CVE-2020-27263

Name of the Vulnerable Software and Affected Versions KEPServerEX versions 6.0 through 6.9 ThingWorx Kepware Server versions 6.8 through 6.9 ThingWorx Industrial Connectivity (affected versions not specified) OPC-Aggregator (affected versions not specified) Rockwell Automation KEPServer Enterprise (affected versions not specified) GE Digital Industrial Gateway Server versions 7.66 through 7.68.804 Software Toolbox TOP Server versions 6.x

Description The issue is related to a heap-based buffer overflow that can occur when a specifically crafted OPC UA message is opened, potentially allowing an attacker to crash the server and leak data. This can be exploited by a remote attacker to gain access to protected information or cause a denial of service.

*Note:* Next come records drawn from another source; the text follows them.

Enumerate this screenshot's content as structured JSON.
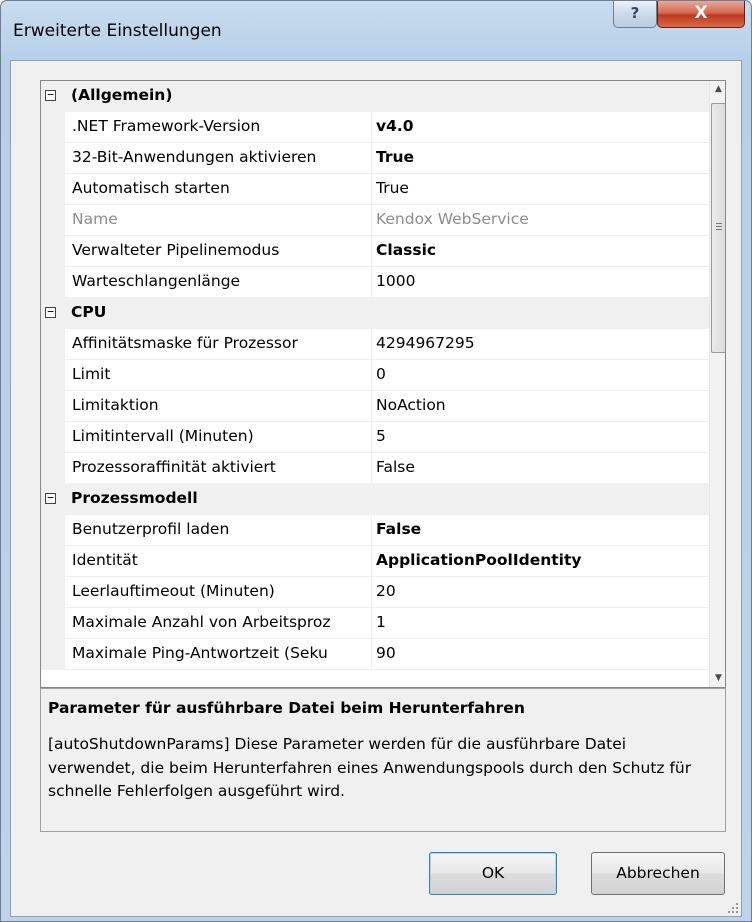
{
  "window": {
    "title": "Erweiterte Einstellungen",
    "help_glyph": "?",
    "close_glyph": "X"
  },
  "grid": {
    "rows": [
      {
        "type": "category",
        "label": "(Allgemein)",
        "expander": "−"
      },
      {
        "type": "prop",
        "name": ".NET Framework-Version",
        "value": "v4.0",
        "bold": true
      },
      {
        "type": "prop",
        "name": "32-Bit-Anwendungen aktivieren",
        "value": "True",
        "bold": true
      },
      {
        "type": "prop",
        "name": "Automatisch starten",
        "value": "True"
      },
      {
        "type": "prop",
        "name": "Name",
        "value": "Kendox WebService",
        "disabled": true
      },
      {
        "type": "prop",
        "name": "Verwalteter Pipelinemodus",
        "value": "Classic",
        "bold": true
      },
      {
        "type": "prop",
        "name": "Warteschlangenlänge",
        "value": "1000"
      },
      {
        "type": "category",
        "label": "CPU",
        "expander": "−"
      },
      {
        "type": "prop",
        "name": "Affinitätsmaske für Prozessor",
        "value": "4294967295"
      },
      {
        "type": "prop",
        "name": "Limit",
        "value": "0"
      },
      {
        "type": "prop",
        "name": "Limitaktion",
        "value": "NoAction"
      },
      {
        "type": "prop",
        "name": "Limitintervall (Minuten)",
        "value": "5"
      },
      {
        "type": "prop",
        "name": "Prozessoraffinität aktiviert",
        "value": "False"
      },
      {
        "type": "category",
        "label": "Prozessmodell",
        "expander": "−"
      },
      {
        "type": "prop",
        "name": "Benutzerprofil laden",
        "value": "False",
        "bold": true
      },
      {
        "type": "prop",
        "name": "Identität",
        "value": "ApplicationPoolIdentity",
        "bold": true
      },
      {
        "type": "prop",
        "name": "Leerlauftimeout (Minuten)",
        "value": "20"
      },
      {
        "type": "prop",
        "name": "Maximale Anzahl von Arbeitsproz",
        "value": "1"
      },
      {
        "type": "prop",
        "name": "Maximale Ping-Antwortzeit (Seku",
        "value": "90"
      }
    ],
    "scroll_up_glyph": "▲",
    "scroll_down_glyph": "▼"
  },
  "description": {
    "title": "Parameter für ausführbare Datei beim Herunterfahren",
    "text": "[autoShutdownParams] Diese Parameter werden für die ausführbare Datei verwendet, die beim Herunterfahren eines Anwendungspools durch den Schutz für schnelle Fehlerfolgen ausgeführt wird."
  },
  "buttons": {
    "ok": "OK",
    "cancel": "Abbrechen"
  }
}
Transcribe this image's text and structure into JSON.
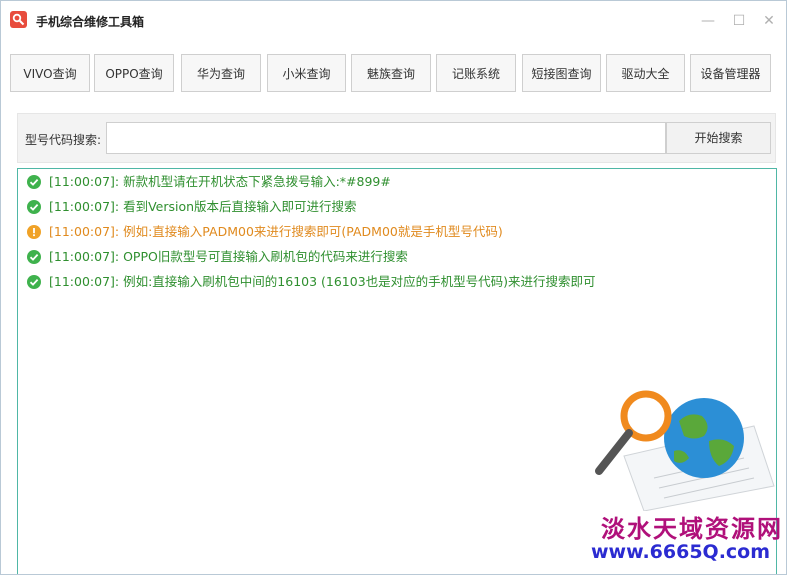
{
  "window": {
    "title": "手机综合维修工具箱",
    "minimize_symbol": "—",
    "maximize_symbol": "☐",
    "close_symbol": "✕"
  },
  "toolbar": {
    "buttons": [
      {
        "label": "VIVO查询"
      },
      {
        "label": "OPPO查询"
      },
      {
        "label": "华为查询"
      },
      {
        "label": "小米查询"
      },
      {
        "label": "魅族查询"
      },
      {
        "label": "记账系统"
      },
      {
        "label": "短接图查询"
      },
      {
        "label": "驱动大全"
      },
      {
        "label": "设备管理器"
      }
    ]
  },
  "search": {
    "label": "型号代码搜索:",
    "value": "",
    "placeholder": "",
    "button_label": "开始搜索"
  },
  "log": {
    "entries": [
      {
        "status": "ok",
        "icon": "check-circle-icon",
        "text": "[11:00:07]: 新款机型请在开机状态下紧急拨号输入:*#899#"
      },
      {
        "status": "ok",
        "icon": "check-circle-icon",
        "text": "[11:00:07]: 看到Version版本后直接输入即可进行搜索"
      },
      {
        "status": "warn",
        "icon": "warning-circle-icon",
        "text": "[11:00:07]: 例如:直接输入PADM00来进行搜索即可(PADM00就是手机型号代码)"
      },
      {
        "status": "ok",
        "icon": "check-circle-icon",
        "text": "[11:00:07]: OPPO旧款型号可直接输入刷机包的代码来进行搜索"
      },
      {
        "status": "ok",
        "icon": "check-circle-icon",
        "text": "[11:00:07]: 例如:直接输入刷机包中间的16103 (16103也是对应的手机型号代码)来进行搜索即可"
      }
    ]
  },
  "watermark": {
    "name": "淡水天域资源网",
    "url": "www.6665Q.com"
  },
  "colors": {
    "ok": "#2f8f2f",
    "warn": "#e08a1e",
    "log_border": "#4fb7a6",
    "app_icon": "#e84c3d"
  }
}
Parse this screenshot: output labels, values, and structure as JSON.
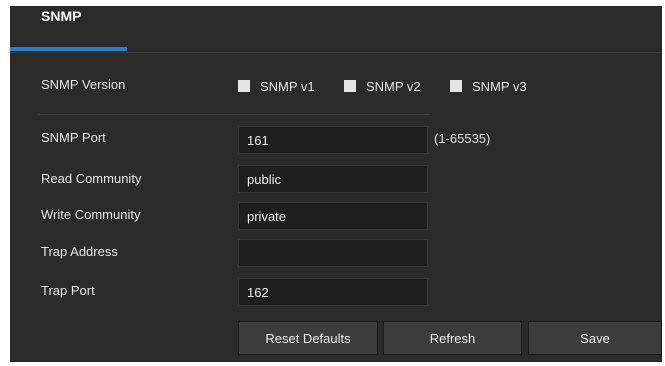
{
  "tab": {
    "label": "SNMP"
  },
  "version": {
    "label": "SNMP Version",
    "options": [
      "SNMP v1",
      "SNMP v2",
      "SNMP v3"
    ]
  },
  "port": {
    "label": "SNMP Port",
    "value": "161",
    "hint": "(1-65535)"
  },
  "read_community": {
    "label": "Read Community",
    "value": "public"
  },
  "write_community": {
    "label": "Write Community",
    "value": "private"
  },
  "trap_address": {
    "label": "Trap Address",
    "value": ""
  },
  "trap_port": {
    "label": "Trap Port",
    "value": "162"
  },
  "buttons": {
    "reset": "Reset Defaults",
    "refresh": "Refresh",
    "save": "Save"
  }
}
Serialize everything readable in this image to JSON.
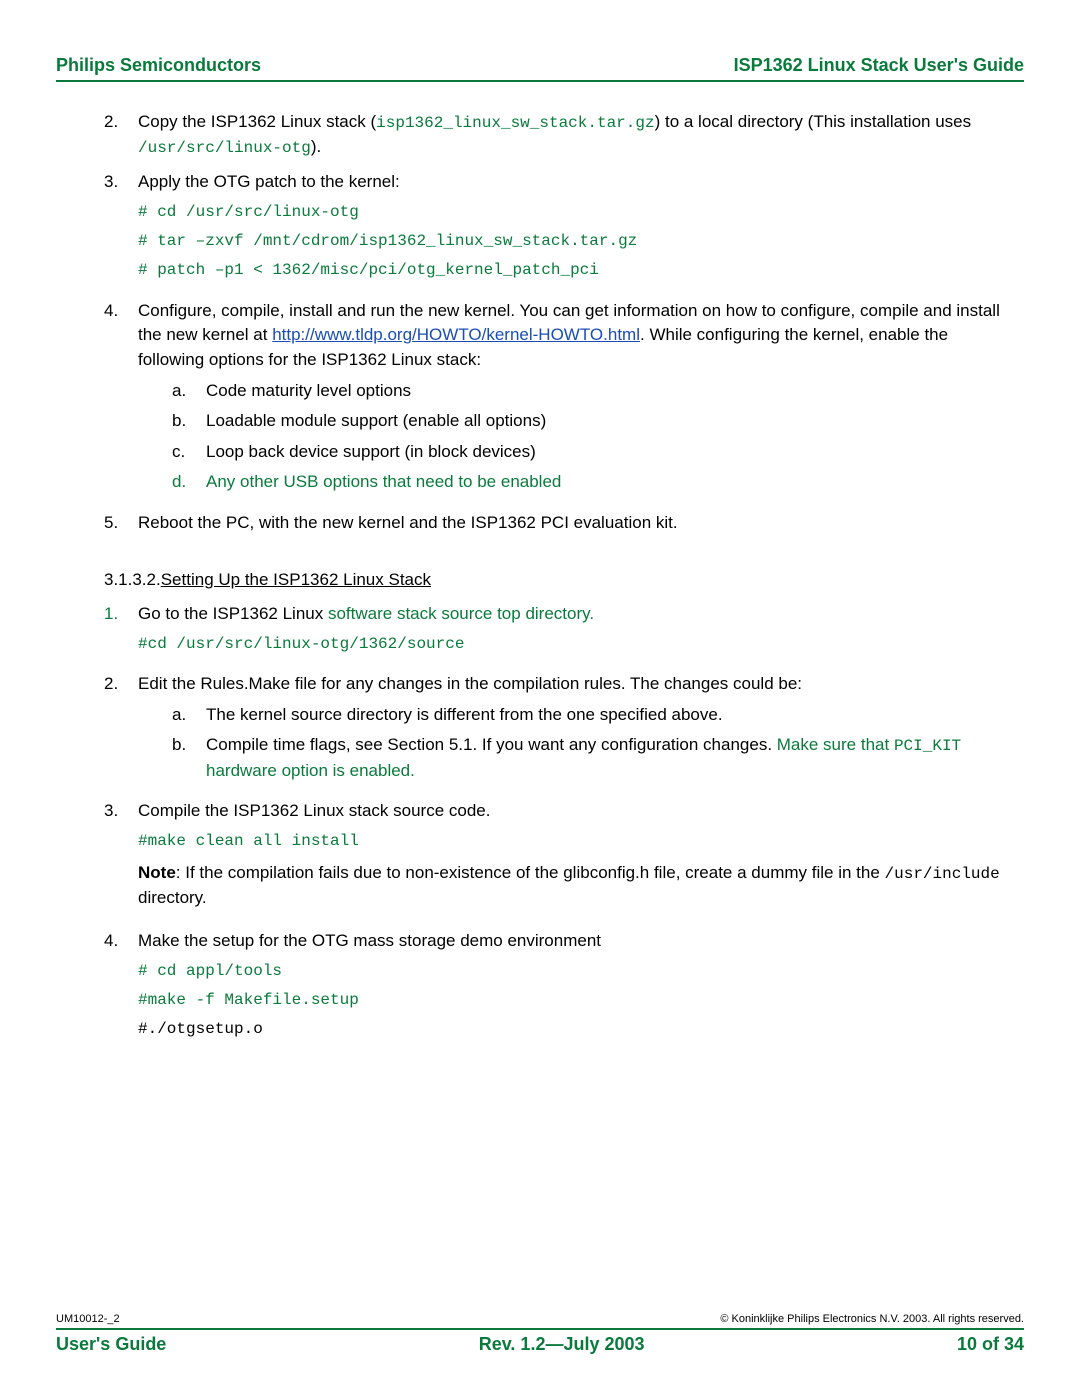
{
  "header": {
    "left": "Philips Semiconductors",
    "right": "ISP1362 Linux Stack User's Guide"
  },
  "step2": {
    "num": "2.",
    "t1": "Copy the ISP1362 Linux stack (",
    "code1": "isp1362_linux_sw_stack.tar.gz",
    "t2": ") to a local directory (This installation uses ",
    "code2": "/usr/src/linux-otg",
    "t3": ")."
  },
  "step3": {
    "num": "3.",
    "text": "Apply the OTG patch to the kernel:",
    "c1": "# cd /usr/src/linux-otg",
    "c2": "# tar –zxvf /mnt/cdrom/isp1362_linux_sw_stack.tar.gz",
    "c3": "# patch –p1 < 1362/misc/pci/otg_kernel_patch_pci"
  },
  "step4": {
    "num": "4.",
    "t1": "Configure, compile, install and run the new kernel. You can get information on how to configure, compile and install the new kernel at ",
    "link": "http://www.tldp.org/HOWTO/kernel-HOWTO.html",
    "t2": ". While configuring the kernel, enable the following options for the ISP1362 Linux stack:",
    "a": {
      "l": "a.",
      "t": "Code maturity level options"
    },
    "b": {
      "l": "b.",
      "t": "Loadable module support (enable all options)"
    },
    "c": {
      "l": "c.",
      "t": "Loop back device support (in block devices)"
    },
    "d": {
      "l": "d.",
      "t": "Any other USB options that need to  be enabled"
    }
  },
  "step5": {
    "num": "5.",
    "text": "Reboot the PC, with the new kernel and the ISP1362 PCI evaluation kit."
  },
  "section": {
    "num": "3.1.3.2.",
    "title": "Setting Up the ISP1362 Linux Stack"
  },
  "b1": {
    "num": "1.",
    "t1": "Go to the ISP1362 Linux ",
    "green": "software stack source top directory.",
    "c1": "#cd /usr/src/linux-otg/1362/source"
  },
  "b2": {
    "num": "2.",
    "text": "Edit the Rules.Make file for any changes in the compilation rules. The changes could be:",
    "a": {
      "l": "a.",
      "t": "The kernel source directory is different from the one specified above."
    },
    "b": {
      "l": "b.",
      "t1": "Compile time flags, see Section 5.1. If you want any configuration changes. ",
      "g1": "Make sure that ",
      "code": "PCI_KIT",
      "g2": " hardware option is enabled."
    }
  },
  "b3": {
    "num": "3.",
    "text": "Compile the ISP1362 Linux stack source code.",
    "c1": "#make clean all install",
    "note_bold": "Note",
    "note_t1": ": If the compilation fails due to non-existence of the glibconfig.h file, create a dummy file in the ",
    "note_code": "/usr/include",
    "note_t2": " directory."
  },
  "b4": {
    "num": "4.",
    "text": "Make the setup for the OTG mass storage demo environment",
    "c1": "# cd appl/tools",
    "c2": "#make -f Makefile.setup",
    "c3": "#./otgsetup.o"
  },
  "footer": {
    "doc_id": "UM10012-_2",
    "copyright": "© Koninklijke Philips Electronics N.V. 2003. All rights reserved.",
    "left": "User's Guide",
    "center": "Rev. 1.2—July 2003",
    "right": "10 of 34"
  }
}
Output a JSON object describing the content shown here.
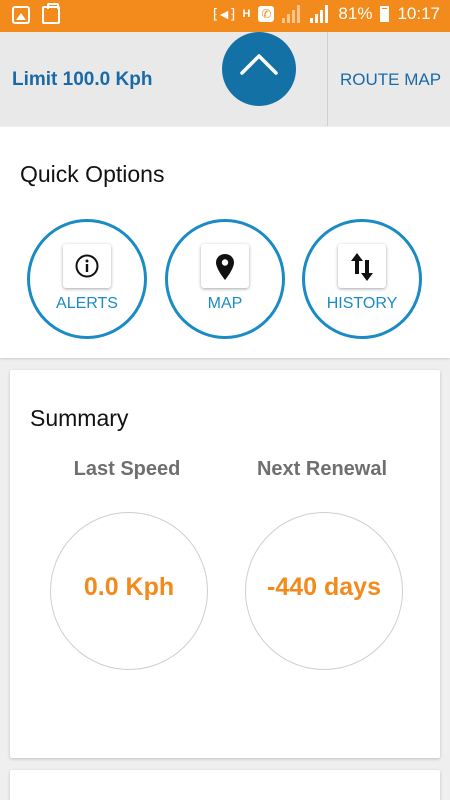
{
  "status_bar": {
    "battery_text": "81%",
    "time": "10:17",
    "icons": [
      "image-notification-icon",
      "briefcase-notification-icon",
      "vibrate-mute-icon",
      "hplus-network-icon",
      "call-icon",
      "signal-icon",
      "signal-icon",
      "battery-icon"
    ],
    "network_label": "H",
    "call_glyph": "✆",
    "mute_glyph": "⁅◄⁆"
  },
  "top_bar": {
    "limit_text": "Limit 100.0 Kph",
    "route_map_label": "ROUTE MAP"
  },
  "quick_options": {
    "title": "Quick Options",
    "items": [
      {
        "label": "ALERTS",
        "icon": "info-icon"
      },
      {
        "label": "MAP",
        "icon": "map-pin-icon"
      },
      {
        "label": "HISTORY",
        "icon": "sort-arrows-icon"
      }
    ]
  },
  "summary": {
    "title": "Summary",
    "last_speed_label": "Last Speed",
    "last_speed_value": "0.0 Kph",
    "next_renewal_label": "Next Renewal",
    "next_renewal_value": "-440 days"
  },
  "colors": {
    "status_bar": "#f28a1c",
    "accent_blue": "#1471a6",
    "option_blue": "#1a8bc4",
    "value_orange": "#f28a1c"
  }
}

Recommendations For KEPServerEX versions 6.0 through 6.9, update to a version outside of this range to mitigate the issue. For ThingWorx Kepware Server versions 6.8 through 6.9, update to a version outside of this range to mitigate the issue. For ThingWorx Industrial Connectivity, OPC-Aggregator, and Rockwell Automation KEPServer Enterprise, at the moment, there is no information about a newer version that contains a fix for this vulnerability. For GE Digital Industrial Gateway Server versions 7.66 through 7.68.804, update to a version outside of this range to mitigate the issue. For Software Toolbox TOP Server versions 6.x, update to a version outside of the 6.x range to mitigate the issue.